DeFi Goes to Washington — And It’s Not Here to Be Regulated Like a Bank

The DeFi Education Fund just stormed the Senate with a warning: regulate smart contracts like code, not crime.


🧠 Quick Hits

  • 🏛️ DEF demands revisions to the 2025 Responsible Financial Innovation Act (RFA)
  • 🔐 Developer rights + self-custody at the core of their pitch
  • 💥 Non-custodial code ≠ financial intermediaries
  • 🛑 State-level overreach? DEF says block it with federal preemption
  • 🧑‍💻 Key signers: a16z Crypto, Uniswap Labs, Paradigm

🧨 Crypto Bill Could Backfire Without Changes

On August 2, the DeFi Education Fund (DEF) sent a loaded message to the U.S. Senate Banking Committee: Regulate finance, not free speech.

DEF warned that the current draft of the Responsible Financial Innovation Act (RFA) risks crushing open-source innovation under the same rules written for banks, brokers, and middlemen. Their position? If it’s non-custodial and decentralized, it shouldn’t be regulated like a custodian.

“DeFi developers and technology should be protected from inappropriate regulation meant for intermediaries.” — DEF Statement


🔧 What the DEF Wants Changed

  1. Tech-Neutral Language So laws don’t become obsolete when blockchains evolve.
  2. Explicit Right to Self-Custody Every U.S. person should be able to hold their own keys — no ifs, no buts.
  3. Clear Developer Protections Writing open-source, non-custodial code shouldn’t land you in jail.
  4. Federal Preemption One law to rule them all — to stop banks from lobbying state regulators into going after DeFi.

The DEF letter zeroed in on the Roman Storm / Tornado Cash case, arguing that it proves why developers need clarity: If you’re not holding user funds, you’re not a financial institution. Period.


⚖️ a16z Crypto: "Fix the Ancillary Asset Loophole"

Alongside DEF, a16z Crypto dropped a separate letter that laser-focused on a different danger zone: 🧠 The "ancillary asset" definition in the bill — sounds minor, but it’s not.

They warned it could carve out loopholes big enough to swallow securities law — particularly the Howey Test, the legal yardstick that decides whether a token is a security.

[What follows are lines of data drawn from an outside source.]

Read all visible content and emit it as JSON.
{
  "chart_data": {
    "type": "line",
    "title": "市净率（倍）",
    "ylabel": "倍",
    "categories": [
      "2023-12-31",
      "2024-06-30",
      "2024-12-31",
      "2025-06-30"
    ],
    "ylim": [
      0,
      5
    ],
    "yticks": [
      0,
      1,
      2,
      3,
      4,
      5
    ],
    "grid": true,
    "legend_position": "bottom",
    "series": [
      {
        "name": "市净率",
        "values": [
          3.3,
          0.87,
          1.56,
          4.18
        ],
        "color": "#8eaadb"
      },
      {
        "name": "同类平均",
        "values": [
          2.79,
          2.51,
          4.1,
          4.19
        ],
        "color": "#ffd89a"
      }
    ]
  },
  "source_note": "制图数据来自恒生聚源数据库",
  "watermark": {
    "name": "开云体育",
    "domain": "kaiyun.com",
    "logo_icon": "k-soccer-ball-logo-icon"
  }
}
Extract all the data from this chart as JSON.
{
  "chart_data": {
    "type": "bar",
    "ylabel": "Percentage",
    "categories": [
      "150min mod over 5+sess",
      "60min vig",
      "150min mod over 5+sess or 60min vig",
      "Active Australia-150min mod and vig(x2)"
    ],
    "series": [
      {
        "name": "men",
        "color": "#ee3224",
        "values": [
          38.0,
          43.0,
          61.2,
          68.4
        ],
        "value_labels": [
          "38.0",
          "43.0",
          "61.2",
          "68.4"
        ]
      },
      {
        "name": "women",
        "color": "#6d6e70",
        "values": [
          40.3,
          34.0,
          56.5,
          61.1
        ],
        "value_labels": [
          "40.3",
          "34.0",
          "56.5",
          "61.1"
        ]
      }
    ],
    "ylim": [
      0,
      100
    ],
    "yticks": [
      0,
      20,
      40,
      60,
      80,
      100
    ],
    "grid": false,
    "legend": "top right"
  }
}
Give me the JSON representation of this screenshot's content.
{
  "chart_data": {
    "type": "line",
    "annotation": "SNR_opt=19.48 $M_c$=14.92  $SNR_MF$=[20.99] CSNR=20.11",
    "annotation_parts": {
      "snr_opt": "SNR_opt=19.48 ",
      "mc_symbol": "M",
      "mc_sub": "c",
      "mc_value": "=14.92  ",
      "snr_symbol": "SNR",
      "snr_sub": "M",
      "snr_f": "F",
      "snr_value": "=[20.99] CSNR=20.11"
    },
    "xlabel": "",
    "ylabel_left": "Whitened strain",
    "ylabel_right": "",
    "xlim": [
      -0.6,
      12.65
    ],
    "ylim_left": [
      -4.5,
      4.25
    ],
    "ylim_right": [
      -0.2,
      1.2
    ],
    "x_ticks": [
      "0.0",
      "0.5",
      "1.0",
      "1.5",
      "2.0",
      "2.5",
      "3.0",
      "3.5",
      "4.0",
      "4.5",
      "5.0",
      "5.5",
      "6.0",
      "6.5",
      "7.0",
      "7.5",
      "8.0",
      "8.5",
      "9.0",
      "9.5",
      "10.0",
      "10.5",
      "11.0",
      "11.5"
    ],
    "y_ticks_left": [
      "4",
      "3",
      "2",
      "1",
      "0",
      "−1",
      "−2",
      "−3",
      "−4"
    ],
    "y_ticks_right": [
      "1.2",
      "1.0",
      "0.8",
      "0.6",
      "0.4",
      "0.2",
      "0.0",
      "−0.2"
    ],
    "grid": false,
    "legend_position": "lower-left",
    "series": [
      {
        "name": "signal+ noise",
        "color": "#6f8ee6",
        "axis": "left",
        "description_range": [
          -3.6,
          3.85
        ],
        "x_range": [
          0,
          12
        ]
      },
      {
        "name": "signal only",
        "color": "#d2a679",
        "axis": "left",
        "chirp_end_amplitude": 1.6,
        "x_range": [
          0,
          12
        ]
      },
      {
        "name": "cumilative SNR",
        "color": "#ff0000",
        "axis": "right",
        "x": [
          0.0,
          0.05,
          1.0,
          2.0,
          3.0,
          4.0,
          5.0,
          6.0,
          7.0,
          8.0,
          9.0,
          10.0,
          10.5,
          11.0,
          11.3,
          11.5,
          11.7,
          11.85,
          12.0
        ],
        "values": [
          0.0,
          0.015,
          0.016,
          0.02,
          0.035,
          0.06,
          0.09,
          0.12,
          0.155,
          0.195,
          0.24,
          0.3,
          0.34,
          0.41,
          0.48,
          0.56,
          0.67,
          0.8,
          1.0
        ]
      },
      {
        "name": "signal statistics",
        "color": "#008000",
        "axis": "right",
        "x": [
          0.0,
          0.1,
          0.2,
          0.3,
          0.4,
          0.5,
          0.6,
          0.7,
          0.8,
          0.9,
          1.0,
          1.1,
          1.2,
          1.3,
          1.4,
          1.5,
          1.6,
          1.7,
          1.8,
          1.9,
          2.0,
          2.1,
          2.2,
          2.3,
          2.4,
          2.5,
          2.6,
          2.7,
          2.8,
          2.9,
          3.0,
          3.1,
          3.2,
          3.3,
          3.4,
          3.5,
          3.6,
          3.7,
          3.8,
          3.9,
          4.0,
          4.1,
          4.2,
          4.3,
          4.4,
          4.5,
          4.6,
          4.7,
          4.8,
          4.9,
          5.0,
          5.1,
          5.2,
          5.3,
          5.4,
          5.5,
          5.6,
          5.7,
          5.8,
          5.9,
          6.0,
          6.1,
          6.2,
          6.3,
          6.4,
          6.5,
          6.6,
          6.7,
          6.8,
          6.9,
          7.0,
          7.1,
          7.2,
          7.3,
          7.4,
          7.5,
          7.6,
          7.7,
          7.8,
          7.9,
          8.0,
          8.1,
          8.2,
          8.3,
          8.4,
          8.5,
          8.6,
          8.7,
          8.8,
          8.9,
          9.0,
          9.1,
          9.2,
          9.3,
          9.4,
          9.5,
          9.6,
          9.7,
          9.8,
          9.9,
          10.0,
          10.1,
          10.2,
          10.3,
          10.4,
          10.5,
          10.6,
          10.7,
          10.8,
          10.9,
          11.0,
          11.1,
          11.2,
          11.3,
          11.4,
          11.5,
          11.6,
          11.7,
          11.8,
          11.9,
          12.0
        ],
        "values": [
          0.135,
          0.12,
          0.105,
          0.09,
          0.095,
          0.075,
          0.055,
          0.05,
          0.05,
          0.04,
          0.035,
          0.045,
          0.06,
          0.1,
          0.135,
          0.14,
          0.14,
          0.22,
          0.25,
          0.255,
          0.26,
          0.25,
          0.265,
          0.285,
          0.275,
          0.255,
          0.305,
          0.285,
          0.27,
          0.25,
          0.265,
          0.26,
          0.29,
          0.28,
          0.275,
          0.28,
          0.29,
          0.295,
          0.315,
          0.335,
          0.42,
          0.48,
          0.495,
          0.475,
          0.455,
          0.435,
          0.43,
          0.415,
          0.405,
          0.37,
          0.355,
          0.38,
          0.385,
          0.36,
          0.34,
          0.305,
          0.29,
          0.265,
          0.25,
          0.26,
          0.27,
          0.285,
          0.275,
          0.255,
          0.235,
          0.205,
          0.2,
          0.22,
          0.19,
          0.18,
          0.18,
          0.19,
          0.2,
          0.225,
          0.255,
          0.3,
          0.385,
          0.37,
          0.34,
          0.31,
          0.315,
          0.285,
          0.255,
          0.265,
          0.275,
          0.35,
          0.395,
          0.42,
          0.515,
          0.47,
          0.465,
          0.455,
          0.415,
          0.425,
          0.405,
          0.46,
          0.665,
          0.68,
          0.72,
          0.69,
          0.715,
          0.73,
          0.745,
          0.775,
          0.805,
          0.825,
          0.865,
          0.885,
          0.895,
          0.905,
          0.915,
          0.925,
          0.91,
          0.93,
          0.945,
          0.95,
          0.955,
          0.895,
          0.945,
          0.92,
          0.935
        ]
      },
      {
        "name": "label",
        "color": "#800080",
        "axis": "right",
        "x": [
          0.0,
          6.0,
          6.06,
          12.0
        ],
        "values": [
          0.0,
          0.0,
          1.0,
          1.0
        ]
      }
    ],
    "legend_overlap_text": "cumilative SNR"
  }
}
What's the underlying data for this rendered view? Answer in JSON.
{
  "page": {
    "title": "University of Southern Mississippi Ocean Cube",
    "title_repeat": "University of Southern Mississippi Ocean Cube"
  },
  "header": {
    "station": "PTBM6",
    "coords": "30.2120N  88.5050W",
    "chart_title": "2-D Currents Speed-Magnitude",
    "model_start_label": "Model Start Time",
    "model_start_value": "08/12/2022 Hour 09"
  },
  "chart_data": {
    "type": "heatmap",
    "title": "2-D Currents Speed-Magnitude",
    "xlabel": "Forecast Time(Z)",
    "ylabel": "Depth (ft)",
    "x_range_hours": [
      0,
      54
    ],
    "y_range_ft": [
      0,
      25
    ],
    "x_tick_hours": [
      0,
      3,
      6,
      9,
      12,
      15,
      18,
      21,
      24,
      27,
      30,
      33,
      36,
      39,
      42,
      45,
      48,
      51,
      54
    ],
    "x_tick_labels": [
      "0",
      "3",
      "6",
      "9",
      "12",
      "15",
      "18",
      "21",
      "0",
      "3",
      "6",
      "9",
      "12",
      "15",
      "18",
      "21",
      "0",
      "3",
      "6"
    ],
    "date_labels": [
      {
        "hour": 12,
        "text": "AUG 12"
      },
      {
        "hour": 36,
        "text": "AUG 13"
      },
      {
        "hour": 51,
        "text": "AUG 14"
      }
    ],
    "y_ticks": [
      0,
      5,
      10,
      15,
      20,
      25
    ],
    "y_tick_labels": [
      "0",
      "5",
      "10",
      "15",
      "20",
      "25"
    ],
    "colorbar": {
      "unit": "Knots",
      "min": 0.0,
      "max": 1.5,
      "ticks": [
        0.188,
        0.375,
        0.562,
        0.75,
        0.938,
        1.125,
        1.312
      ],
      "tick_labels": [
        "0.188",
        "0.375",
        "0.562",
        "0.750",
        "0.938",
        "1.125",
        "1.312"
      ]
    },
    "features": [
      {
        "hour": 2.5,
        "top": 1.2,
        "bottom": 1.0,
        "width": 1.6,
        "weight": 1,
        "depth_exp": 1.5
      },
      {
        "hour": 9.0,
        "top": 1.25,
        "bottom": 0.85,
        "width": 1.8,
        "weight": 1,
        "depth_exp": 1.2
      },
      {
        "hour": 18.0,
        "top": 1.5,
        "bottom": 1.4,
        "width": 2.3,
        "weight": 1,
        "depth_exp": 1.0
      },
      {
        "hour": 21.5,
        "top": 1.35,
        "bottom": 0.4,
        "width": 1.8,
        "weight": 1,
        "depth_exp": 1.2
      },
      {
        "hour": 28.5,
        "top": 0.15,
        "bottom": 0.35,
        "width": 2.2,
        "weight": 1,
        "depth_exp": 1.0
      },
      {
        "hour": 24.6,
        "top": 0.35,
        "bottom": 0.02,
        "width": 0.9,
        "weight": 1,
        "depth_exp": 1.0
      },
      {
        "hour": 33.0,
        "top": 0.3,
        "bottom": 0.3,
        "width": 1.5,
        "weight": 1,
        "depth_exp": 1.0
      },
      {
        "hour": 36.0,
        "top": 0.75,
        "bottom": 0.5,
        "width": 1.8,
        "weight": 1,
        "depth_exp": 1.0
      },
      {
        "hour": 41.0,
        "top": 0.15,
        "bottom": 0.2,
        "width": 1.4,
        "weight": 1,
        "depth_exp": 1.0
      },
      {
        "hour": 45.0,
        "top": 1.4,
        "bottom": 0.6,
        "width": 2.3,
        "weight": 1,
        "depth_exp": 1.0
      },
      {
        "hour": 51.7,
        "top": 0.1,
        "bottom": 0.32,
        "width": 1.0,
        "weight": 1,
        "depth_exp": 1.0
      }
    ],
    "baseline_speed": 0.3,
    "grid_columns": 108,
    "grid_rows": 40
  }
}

“Without tightening the definition, the bill risks undermining investor protections.” — a16z Crypto

Translation: If lawmakers don’t clean up this section, some shady projects could sneak through.


🔮 Senate Says: We’re Listening… Maybe

Senators welcomed the feedback (officially), saying it’ll help refine both the RFA and the Digital Asset Market Clarity Act of 2025. But they’ve yet to commit to:

  • Developer protections
  • Federal preemption
  • Any overhaul of the “ancillary asset” language

So far, it’s signals, not signatures.


🧠 Why It Matters

What DEF is really fighting for is this:

  • Freedom to build without fear of jail
  • A national framework that can’t be bullied by state-by-state lobbying
  • Self-custody as a civil right, not a technical detail

If the Senate gets it right, the U.S. could become the global hub for DeFi innovation. If not? More devs will ghost to Singapore, the Caymans, or just… go anon.


TL;DR

The DeFi Education Fund is calling on the U.S. Senate to rewrite the crypto bill — fast. They want code protected as speech, self-custody rights enshrined, and developers shielded from regulations aimed at financial middlemen. With heavyweights like a16z and Uniswap backing the push, this isn’t just lobbying — it’s a fight for the future of permissionless finance in America.